3 August 2012

Friday wrap...

As mentioned last week, all eyes were on the ECB Press Conference and specifically Draghi's speech. After raising the bar very high last week, albeit too high without the approval of the Bundesbank, with the comment '[the] ECB is ready to do whatever it takes', traders were looking for specific details on what that means. At the minimum a rate cut was expected if not a commitment to buy bonds. However, Draghi lost his credibility in an extremely disappointing conference and traders called his bluff. Euro sank 270 pips in less than 4 hours. However, the main points from the conference were that the 'Euro is irreversible' and that each country is responsible for its own debt. Elsewhere, the FOMC statement was closely watched but the market did not react as traders awaited the ECB Press Conference and today's US Non- Farm Payroll. The Fed left rates unchanged but are still closely monitoring incoming information, especially employment figures, to weigh in on their decision on QE3. The UK Manufacturing PMI number fell to -45.4 a 36 month low which led to Morgan Stanley lowering growth forecasts and Prime Minister David Cameron to vocally support the Chancellor George Osbourne. The US stock market also took a hit on Thursday's opening in reaction to Knight Capital's algo going wild and distorting market volumes.

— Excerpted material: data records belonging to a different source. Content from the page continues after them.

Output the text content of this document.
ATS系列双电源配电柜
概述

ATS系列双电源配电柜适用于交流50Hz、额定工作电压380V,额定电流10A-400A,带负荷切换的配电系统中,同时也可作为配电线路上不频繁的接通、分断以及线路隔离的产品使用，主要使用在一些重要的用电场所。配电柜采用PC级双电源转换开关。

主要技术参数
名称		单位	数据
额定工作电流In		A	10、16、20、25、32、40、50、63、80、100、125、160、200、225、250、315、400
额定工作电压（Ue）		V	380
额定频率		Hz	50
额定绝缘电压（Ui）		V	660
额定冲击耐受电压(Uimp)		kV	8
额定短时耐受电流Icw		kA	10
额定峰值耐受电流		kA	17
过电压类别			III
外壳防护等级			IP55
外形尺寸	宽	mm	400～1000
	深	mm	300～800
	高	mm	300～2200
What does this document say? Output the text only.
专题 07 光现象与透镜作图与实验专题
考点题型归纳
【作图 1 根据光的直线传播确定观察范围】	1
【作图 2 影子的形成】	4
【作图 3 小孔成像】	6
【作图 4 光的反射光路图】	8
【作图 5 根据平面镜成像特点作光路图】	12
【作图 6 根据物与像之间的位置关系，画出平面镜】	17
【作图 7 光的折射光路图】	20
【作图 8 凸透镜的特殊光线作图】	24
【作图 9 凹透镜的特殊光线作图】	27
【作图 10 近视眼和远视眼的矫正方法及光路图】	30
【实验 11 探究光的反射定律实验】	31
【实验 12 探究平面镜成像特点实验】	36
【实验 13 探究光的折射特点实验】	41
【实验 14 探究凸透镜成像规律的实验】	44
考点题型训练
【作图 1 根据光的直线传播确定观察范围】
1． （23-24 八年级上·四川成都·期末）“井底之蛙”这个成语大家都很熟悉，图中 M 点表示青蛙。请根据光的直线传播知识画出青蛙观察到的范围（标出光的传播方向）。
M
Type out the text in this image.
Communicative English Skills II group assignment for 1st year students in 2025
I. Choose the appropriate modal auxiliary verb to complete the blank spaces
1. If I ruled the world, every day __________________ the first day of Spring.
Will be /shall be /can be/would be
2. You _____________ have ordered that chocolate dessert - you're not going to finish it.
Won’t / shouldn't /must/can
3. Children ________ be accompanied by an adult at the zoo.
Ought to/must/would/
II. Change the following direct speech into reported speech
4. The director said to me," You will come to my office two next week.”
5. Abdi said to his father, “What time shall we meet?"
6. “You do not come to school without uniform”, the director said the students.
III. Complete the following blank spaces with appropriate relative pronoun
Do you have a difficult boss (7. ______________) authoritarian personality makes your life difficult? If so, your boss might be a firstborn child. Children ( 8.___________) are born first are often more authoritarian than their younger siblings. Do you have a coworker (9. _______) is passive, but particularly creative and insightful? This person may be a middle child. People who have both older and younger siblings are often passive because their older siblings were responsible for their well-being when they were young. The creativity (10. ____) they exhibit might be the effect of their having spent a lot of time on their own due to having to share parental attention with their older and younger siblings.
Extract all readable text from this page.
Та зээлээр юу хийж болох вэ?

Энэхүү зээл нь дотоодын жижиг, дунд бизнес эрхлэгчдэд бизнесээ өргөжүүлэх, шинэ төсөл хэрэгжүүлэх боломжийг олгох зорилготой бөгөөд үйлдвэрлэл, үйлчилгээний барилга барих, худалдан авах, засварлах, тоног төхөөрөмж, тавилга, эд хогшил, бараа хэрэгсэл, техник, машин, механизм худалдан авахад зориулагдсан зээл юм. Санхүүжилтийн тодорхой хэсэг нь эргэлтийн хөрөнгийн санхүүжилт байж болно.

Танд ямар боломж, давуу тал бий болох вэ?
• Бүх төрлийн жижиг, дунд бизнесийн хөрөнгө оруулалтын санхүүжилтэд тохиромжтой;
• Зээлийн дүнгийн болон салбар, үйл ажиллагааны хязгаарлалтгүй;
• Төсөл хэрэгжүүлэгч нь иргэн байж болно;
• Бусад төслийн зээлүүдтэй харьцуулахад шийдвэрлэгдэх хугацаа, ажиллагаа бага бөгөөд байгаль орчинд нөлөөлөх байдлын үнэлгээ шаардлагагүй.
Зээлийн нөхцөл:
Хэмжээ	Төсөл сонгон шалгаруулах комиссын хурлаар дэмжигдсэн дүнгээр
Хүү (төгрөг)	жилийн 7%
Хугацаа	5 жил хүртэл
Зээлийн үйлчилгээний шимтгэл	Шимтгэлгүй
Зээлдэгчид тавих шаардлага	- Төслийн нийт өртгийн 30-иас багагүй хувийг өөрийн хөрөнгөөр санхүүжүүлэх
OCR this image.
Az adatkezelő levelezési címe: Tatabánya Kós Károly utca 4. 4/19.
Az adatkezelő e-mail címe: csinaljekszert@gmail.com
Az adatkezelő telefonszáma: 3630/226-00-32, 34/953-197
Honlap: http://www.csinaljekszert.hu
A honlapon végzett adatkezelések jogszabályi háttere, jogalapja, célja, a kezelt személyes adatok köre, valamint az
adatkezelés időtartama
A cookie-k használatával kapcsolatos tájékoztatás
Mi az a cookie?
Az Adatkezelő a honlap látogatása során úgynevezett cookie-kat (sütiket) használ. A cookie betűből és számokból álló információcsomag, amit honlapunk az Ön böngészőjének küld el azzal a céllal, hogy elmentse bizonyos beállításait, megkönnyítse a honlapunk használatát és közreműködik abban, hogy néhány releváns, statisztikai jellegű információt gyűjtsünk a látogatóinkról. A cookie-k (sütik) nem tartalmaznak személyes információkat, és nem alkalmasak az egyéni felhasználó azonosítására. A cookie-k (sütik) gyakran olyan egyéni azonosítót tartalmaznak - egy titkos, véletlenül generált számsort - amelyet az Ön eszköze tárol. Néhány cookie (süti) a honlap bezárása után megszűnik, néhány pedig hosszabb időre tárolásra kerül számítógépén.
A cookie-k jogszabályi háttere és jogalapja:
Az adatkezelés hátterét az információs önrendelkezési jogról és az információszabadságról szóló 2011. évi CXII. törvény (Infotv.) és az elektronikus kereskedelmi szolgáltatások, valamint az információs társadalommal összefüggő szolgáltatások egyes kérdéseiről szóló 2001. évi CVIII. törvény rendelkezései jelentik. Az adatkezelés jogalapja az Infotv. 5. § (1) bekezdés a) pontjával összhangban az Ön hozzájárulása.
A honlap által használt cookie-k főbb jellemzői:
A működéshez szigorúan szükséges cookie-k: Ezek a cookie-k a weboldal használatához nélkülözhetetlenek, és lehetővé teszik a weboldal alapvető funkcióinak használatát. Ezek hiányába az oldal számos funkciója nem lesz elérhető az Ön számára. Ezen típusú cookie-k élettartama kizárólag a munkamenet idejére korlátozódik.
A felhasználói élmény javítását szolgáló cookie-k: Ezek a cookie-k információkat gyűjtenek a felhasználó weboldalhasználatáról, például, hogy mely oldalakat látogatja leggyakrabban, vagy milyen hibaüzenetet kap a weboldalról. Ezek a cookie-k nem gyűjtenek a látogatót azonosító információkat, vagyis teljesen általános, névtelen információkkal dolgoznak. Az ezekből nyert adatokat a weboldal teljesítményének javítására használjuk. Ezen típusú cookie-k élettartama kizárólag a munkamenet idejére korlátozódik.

Today's NFP will potentially give some strong trend bias for the coming week. Next week's RBA statement could provide some volatility around the AUD and Gold, as it is the choice for hedge fund managers in search for yield. After such strong moves from key news announcements the markets will typically range for a while so it is important to trade with overall sentiment and be disciplined and patient at the beginning of the month.